Laid down in early WW2 time; launched in late WW2 time, and commissioned in peace time after WW2.She was dragged kicking and screaming out of Portsmouth's harbour in 1960 heading for a breakers/scrappers yard, and, as we say in the navy, the razor blade factory.

A pictorial story of the early life and times of


Should be used in conjunction with the two excellent websites, the second of which we get close-up with HM The King and his family and the sea-sick Princess Elizabeth!



To compliment those two websites, here is another piece of her history which some might find of interest


Across the back cover of the pamphlet are many signatures, and all at a time after  Captain Agnew had been promoted to rear admiral - his signature penultimate bottom right. They are all wardroom signatures [but see below], the commander's W.J. Lamb, being on the bottom row southwest of his CO's signature. Not all those who signed sailed with the ship on the South African tour of 1947.

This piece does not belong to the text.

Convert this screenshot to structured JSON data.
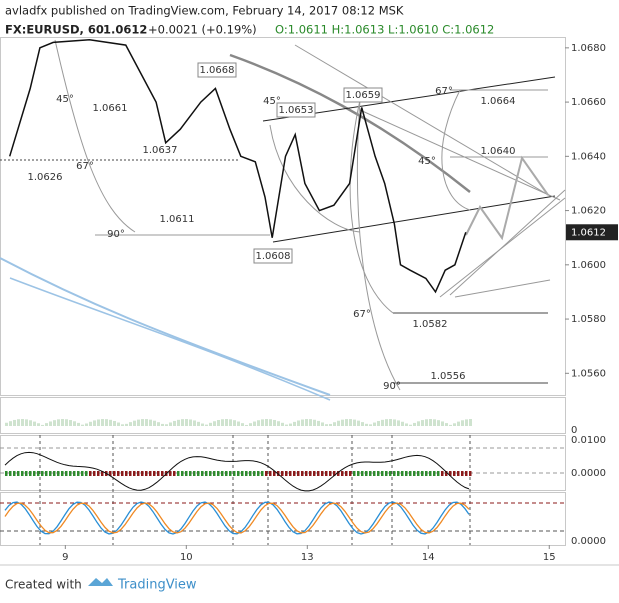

It reflects the diversity of the officer corps starting with several midshipmen, then junior officers [sub lieutenants and lieutenants], to more senior officers [lieutenant commanders RN & majors RM] mostly executive officers but some engineers, some doctors, some dentists, some instructor officers and as many again from the supply and secretarial branch. However, this list highlights a couple of errors/typos in the second listed URL above [in the list of those who sailed in the ship for the tour] and two in particular [there could be others] concern the medical branch! The bottom left signature - a squiggle, which represent the initials E.T.S., followed by the surname RUDD - is that of the ship's surgeon captain.  He is listed as an instructor lieutenant despite being shown as a FRCS [Fellow of the Royal College of Surgeons].  G.A.S Authony is listed as a surgeon captain. However, he signs himself as G.S. Authony,  Surg Lt Cdr RN - see immediately above the rear admirals signature. Just a slight 'tweak' will easily fix this error. I have a feeling that the bottom signature [under that of the CO's]  is that of a Scotland Yard Chief Superintendent who assumed the duties as the Kings personal bodyguard.

Anyway, the records shown in the two URL above, are fascinating and of great naval historical importance, and we should all thank Shirley North for preserving them for posterity.

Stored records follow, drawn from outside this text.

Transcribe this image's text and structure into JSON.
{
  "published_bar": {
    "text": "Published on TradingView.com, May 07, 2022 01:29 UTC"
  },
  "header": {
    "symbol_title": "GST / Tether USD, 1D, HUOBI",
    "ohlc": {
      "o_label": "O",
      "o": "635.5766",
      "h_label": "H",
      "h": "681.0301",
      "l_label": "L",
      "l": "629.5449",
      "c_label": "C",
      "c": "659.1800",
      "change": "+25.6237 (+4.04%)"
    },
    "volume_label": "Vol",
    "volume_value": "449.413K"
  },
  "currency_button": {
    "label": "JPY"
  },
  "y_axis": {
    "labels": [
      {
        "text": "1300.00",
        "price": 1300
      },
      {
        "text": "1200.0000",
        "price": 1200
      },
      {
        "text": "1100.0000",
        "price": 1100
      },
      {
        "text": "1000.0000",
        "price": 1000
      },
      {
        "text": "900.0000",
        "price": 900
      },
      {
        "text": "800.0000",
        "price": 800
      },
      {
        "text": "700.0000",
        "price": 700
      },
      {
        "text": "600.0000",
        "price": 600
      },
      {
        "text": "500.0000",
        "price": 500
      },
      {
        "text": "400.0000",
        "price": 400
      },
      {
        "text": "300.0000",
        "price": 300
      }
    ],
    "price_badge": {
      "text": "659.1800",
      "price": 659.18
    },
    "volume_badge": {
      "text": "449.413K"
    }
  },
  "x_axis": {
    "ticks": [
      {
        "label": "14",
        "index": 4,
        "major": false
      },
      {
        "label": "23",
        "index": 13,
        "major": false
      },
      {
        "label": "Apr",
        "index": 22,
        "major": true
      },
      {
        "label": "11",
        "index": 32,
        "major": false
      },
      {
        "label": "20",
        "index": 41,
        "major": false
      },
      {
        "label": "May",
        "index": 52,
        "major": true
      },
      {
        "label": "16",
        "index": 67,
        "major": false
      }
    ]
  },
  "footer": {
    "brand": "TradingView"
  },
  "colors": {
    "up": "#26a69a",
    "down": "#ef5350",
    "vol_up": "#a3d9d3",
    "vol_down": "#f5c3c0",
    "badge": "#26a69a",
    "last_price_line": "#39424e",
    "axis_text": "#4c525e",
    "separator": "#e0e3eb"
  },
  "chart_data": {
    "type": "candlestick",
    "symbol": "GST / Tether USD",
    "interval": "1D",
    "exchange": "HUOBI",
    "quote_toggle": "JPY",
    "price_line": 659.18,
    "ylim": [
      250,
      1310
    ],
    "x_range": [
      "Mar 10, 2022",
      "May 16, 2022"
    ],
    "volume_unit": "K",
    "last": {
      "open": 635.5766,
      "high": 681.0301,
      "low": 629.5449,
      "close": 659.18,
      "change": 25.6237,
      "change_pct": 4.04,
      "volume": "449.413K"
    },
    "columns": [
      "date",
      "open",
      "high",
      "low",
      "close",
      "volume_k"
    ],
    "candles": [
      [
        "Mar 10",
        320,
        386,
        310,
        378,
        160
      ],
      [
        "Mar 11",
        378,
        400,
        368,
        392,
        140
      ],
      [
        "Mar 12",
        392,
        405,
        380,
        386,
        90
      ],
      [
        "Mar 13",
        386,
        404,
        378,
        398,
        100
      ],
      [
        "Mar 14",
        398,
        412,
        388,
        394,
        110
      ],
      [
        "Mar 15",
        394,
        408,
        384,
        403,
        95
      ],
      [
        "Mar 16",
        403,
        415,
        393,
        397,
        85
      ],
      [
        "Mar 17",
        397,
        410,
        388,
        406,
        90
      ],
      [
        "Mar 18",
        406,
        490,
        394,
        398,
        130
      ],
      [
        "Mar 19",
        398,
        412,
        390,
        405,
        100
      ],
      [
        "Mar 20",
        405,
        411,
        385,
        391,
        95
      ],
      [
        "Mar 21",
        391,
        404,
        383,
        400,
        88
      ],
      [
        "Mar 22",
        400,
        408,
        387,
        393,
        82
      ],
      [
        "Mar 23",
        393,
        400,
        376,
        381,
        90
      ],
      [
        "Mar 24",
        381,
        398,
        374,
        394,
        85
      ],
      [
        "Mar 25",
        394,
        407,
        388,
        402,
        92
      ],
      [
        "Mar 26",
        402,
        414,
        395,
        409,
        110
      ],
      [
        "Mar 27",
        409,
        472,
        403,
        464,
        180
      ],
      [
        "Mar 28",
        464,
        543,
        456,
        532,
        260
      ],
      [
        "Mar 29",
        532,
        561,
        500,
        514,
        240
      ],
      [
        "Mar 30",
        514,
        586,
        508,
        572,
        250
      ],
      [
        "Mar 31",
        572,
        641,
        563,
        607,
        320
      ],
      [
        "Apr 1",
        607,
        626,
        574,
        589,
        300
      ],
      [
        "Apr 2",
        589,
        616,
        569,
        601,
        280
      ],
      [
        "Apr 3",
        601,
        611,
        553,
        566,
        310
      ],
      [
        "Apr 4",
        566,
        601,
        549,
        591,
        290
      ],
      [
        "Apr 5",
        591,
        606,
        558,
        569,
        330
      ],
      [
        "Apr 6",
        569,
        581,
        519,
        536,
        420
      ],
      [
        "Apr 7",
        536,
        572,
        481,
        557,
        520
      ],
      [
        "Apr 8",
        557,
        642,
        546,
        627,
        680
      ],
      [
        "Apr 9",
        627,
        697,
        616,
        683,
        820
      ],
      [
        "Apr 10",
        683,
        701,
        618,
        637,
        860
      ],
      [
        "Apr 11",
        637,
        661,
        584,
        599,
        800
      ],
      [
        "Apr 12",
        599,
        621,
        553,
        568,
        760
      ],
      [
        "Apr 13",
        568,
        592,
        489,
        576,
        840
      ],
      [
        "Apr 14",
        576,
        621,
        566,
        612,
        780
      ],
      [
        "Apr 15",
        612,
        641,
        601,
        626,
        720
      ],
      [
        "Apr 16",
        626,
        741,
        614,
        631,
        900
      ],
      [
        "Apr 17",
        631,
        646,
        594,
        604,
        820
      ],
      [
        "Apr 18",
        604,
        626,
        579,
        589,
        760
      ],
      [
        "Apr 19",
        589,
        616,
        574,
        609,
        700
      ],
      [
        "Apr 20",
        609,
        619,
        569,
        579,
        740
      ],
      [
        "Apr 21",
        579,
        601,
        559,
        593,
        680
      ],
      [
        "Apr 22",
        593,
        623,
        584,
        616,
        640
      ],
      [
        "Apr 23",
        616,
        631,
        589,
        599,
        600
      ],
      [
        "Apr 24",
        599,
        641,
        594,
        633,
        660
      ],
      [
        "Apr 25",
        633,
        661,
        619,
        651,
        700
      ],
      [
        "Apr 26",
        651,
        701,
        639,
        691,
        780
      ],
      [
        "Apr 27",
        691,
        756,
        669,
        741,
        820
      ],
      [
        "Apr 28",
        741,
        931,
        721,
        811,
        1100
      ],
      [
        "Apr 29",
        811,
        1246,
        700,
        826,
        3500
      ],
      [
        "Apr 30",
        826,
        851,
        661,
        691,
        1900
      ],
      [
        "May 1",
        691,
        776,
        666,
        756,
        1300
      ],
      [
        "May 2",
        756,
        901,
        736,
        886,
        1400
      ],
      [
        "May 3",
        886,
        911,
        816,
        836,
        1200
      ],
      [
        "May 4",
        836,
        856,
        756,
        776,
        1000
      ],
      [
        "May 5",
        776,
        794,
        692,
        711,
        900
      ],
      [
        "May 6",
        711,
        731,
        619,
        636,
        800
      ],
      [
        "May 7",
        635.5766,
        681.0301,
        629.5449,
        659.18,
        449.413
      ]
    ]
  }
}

During the tour, at the Kings 1947 Birthday Honours List, HM The King graciously promoted the CO,  the Commander and Major Vivian Dunn RM in the Royal Victorian Order from, in the case of the CO, Commander Victorian Order CVO to Knight Commander Victorian Order [KCVO], in the Commanders case from Member of the Victorian Order MVO [4th Class] to Commander Victorian Order CVO, and for Major Dunn MVO [5th Class] to MVO [4th Class]. He also appointed the ships Commander [E] Lancelot Peile RN; the Commander [S] Keith Dunn RN; Lieutenant Commander Ian Steel RN and Major Reginald Carteret de Mussenden RM to the MVO [4th Class]. Finally, to the MVO [5th Class] he appointed Sub Lieutenant James Davidson RN and Mr Horace Banford Commissioned Boatswain RN.

The RVO was always a misunderstood honour at the 4th and 5th Class level, because both recipients wore the same medal and had the same post nominal of MVO, thus few realised the step difference between the two achievements and that was important; the Orders are, when all is said and done, promotions and deserve recognition as such. On the 31st December  1984, HM The Queen decided to change the system so that all would be aware of the Rank order but there was little room for manoeuvre in the structure. To make that room, a lieutenancy was introduced, the only British Order to have such a Rank and from that time onwards [the first Award being the 1985 New Years Honours List] the RVO was as follows. GCVO, KCVO, CVO, LVO, MVO where LVO means Lieutenant Victorian Order = the old 4th Class, and MVO is known as the 5th Class.